One of Britain’s most popular photographers, Martin Parr was inspired to pick up a camera at a young age by his grandfather, a keen amateur photographer. He studied photography at Manchester Polytechnic in the early 1970s and went on to work on various black-and-white photographic projects recording life in the north of England and western Ireland. Moving to Merseyside in 1982, Parr switched to the colour-saturated photography for which he is best known, having partly been inspired by the seaside postcards of John Hinde.
In the summer of 1983 Parr began work on The Last Resort , a three-year project capturing leisure in the working-class seaside resort of New Brighton. After becoming a full member of the Magnum Photographic Cooperative in 1994, Parr served as President from 2013 to 2017. He was awarded the World Photography Organisation’s Outstanding Contribution to Photography prize in 2017 and established a Foundation for British photography in Bristol.
The British beach experience is unique: it is slightly wet or humid, down-at-heel and past its best – literally fraying at the edges – and of course full of ironies and contradictions.
David Hurn is a self-taught photographer who began his career in 1955 working as an assistant at the Reflex photo agency in London. Setting himself up as a freelance photojournalist soon after, he made his reputation recording important world events including the Hungarian Revolution of 1956 and the aftermath of the Aberfan disaster a decade later. His work is diverse and includes raw photo-essays, fashion photography and iconic production stills from films such as From Russia with Love (1963) and Barbarella (1968).
Yet David Hurn’s great love has always been the photography of ordinary people and everyday lives. This is perhaps most apparent in his celebrated work, Wales: Land of My Father (2000), a deeply personal assignment that brought together 30 years of photographs documenting the changing landscape and culture of his beloved country.
In 1967 Hurn joined Magnum Photographic Cooperative and in 1973 founded the School of Documentary Photography at Newport College of Art.
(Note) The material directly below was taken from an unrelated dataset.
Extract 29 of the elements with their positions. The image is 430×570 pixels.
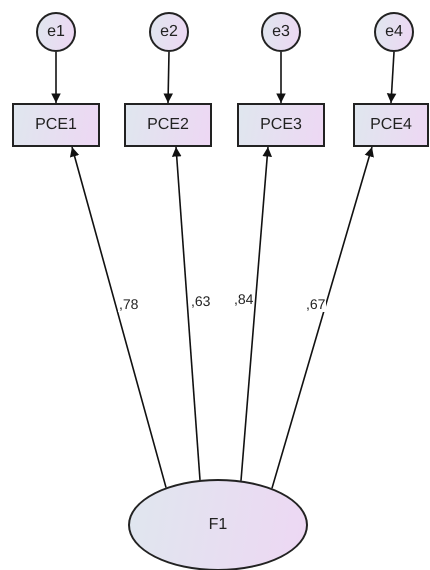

He lives and works from his home in Tintern, Monmouthshire.
The seaside is a place for uninhibited fun. It is cheap and very democratic, full of laughter, tenderness, ridiculousness but basically a way of having a good time.
Brighton-based photographer Simon Roberts studied Human Geography at the University of Sheffield. This has influenced much of his work, which is characterised by large-scale images that explore the collective relationship between people and place and the reflection of social, political and cultural change in the landscape.
Roberts’ first major project Motherland in 2004–05 took him travelling across Russia to investigate ideas of national identity and belonging in this vast country. The experience inspired him to take a closer look at his own homeland and so in 2007 he embarked on a year-long tour of England in a motorhome, photographing the pastimes of ordinary people across the country (often from the roof of his vehicle!)
The resulting work, We English (2007–08), was exhibited nationally and internationally and published as an acclaimed monograph in 2009. Roberts was commissioned as the official artist to record the 2010 UK General Election and he photographed the London Olympic Games in 2012.
For his third monograph, Pierdom (2013), he followed in the footsteps of Victorian photographer Francis Frith, documenting Britain’s remaining 58 pleasure piers.
There are several things I believe the photographs convey, from the psychological – how the British seaside is closely linked to our changing habits as a nation – to the physical – whereby they record vanishing forms of vernacular architecture. The photographs contain elements of faded romance and nostalgia for the quirkiness, and they project some of the innocence that the seaside inhabits in our sense of place.